Si votre rapporteur pour avis se félicite naturellement que des politiques de contrôle et de prophylaxie aient des résultats positifs mesurables, et que ces résultats conduisent l'administration à se montrer plus ambitieuse quant à son efficience, il doit néanmoins faire état de ses doutes quant à l'utilité de certains indicateurs et sous-indicateurs.

Tel est en particulier le cas de l'indicateur 2.2 (« Dépense unitaire d'élimination des stocks de farine animale ») et du sous-indicateur de l'indicateur 3.1 mesurant les résidus d'antibiotiques chez les porcins, dont ni les prévisions pour 2007, ni la cible pour 2009 ou 2010 n'envisagent d'amélioration par rapport aux prévisions pour 2006 : comment, dans ces conditions, être en mesure d'analyser un accroissement de la performance. 

Aussi votre rapporteur pour avis appelle-t-il la DGAL à réexaminer la pertinence de ces indicateurs : soit il lui est possible de se montrer plus ambitieuse, et il convient alors de chercher, chaque année, à atteindre des résultats meilleurs que ceux des années précédentes, soit le constat est fait qu'une asymptote est atteinte, et il est alors inutile de conserver l'indicateur pour mesurer la performance dans le cadre du PAP (14(*)).

c) Une justification au premier euro qui s'affine

S'agissant enfin de la JPE, votre rapporteur pour avis peut renouveler, sur le programme n° 206, les appréciations élogieuses qu'il a formulées sur le programme n° 228. La DGAL avait déjà fourni, dans le PAP 2006, des indications chiffrées qui, par leur existence même, se distinguaient de la présentation trop sommaire fournie par la DGS. Mais alors que celle-ci, cela a été dit, a considérablement amélioré les choses, la DGAL a elle-même fourni un appréciable effort de rigueur et de précision, qui se constate pour chaque justification.
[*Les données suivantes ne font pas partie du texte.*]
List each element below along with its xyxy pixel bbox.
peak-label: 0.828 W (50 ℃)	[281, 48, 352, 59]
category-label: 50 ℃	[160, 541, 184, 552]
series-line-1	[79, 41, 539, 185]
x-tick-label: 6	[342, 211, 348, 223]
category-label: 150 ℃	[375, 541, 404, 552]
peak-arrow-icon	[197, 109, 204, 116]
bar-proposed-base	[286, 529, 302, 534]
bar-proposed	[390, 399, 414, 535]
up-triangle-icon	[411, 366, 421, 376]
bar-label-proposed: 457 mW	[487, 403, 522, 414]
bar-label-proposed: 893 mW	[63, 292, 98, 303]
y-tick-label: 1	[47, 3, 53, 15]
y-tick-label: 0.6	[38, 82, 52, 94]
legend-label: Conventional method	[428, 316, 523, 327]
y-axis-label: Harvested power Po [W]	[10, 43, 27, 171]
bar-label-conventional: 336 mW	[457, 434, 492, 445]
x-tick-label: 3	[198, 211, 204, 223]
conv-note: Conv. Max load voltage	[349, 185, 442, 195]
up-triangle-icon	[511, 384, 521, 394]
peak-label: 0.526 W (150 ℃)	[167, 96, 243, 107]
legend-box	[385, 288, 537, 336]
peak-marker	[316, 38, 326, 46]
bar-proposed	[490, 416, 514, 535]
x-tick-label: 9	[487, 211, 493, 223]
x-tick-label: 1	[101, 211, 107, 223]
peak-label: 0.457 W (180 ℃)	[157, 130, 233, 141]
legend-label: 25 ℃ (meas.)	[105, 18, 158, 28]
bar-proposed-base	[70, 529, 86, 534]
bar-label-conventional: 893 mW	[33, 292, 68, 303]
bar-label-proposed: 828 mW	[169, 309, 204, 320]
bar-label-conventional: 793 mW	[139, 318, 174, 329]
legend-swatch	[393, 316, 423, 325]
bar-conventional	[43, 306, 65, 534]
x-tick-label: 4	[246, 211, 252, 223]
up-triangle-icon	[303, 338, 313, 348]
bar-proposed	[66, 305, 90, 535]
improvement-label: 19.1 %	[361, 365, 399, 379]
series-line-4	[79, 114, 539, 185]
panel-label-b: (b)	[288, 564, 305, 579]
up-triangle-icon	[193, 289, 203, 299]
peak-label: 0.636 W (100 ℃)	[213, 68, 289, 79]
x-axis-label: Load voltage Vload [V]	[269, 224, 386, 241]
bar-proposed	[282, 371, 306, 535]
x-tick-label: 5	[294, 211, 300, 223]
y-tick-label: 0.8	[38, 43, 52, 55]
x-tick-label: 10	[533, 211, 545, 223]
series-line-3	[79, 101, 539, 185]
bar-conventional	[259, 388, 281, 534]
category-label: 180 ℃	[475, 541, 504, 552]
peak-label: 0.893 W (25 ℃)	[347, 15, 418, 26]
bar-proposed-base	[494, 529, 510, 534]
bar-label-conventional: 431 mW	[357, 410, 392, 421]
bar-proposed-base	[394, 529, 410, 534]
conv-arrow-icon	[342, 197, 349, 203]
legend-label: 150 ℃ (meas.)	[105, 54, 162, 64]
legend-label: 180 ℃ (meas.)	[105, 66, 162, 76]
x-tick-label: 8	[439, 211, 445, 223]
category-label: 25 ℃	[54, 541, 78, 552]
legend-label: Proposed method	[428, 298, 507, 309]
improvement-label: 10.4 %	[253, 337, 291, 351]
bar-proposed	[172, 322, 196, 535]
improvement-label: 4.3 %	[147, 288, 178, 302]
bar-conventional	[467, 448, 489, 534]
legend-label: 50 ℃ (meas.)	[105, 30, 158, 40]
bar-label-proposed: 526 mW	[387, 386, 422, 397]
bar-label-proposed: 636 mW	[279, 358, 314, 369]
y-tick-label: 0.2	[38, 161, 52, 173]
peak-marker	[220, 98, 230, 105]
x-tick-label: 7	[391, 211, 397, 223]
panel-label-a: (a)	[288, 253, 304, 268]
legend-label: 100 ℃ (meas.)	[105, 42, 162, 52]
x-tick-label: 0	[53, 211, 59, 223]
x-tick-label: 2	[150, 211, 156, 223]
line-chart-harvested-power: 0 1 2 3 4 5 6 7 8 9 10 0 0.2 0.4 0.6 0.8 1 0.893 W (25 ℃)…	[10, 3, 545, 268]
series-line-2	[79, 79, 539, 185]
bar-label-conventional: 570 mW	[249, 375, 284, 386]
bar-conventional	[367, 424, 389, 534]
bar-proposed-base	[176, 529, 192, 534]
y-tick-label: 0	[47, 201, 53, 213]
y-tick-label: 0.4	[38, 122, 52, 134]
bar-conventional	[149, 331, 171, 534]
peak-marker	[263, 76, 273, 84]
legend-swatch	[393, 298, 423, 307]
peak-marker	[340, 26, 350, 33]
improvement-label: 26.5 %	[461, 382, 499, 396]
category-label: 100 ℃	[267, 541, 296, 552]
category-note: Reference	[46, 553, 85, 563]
Si elle est particulièrement appropriée en ce qui concerne les dépenses de personnel, cette appréciation concerne également chacune des actions, pour lesquelles la dépense est en général affinée et accompagnée d'explications et de justifications plus développées.

* (14) Sachant qu'il est parfaitement nécessaire que la DGAL conserve l'indicateur, en gestion interne, pour contrôler qu'il ne survient aucune dégradation.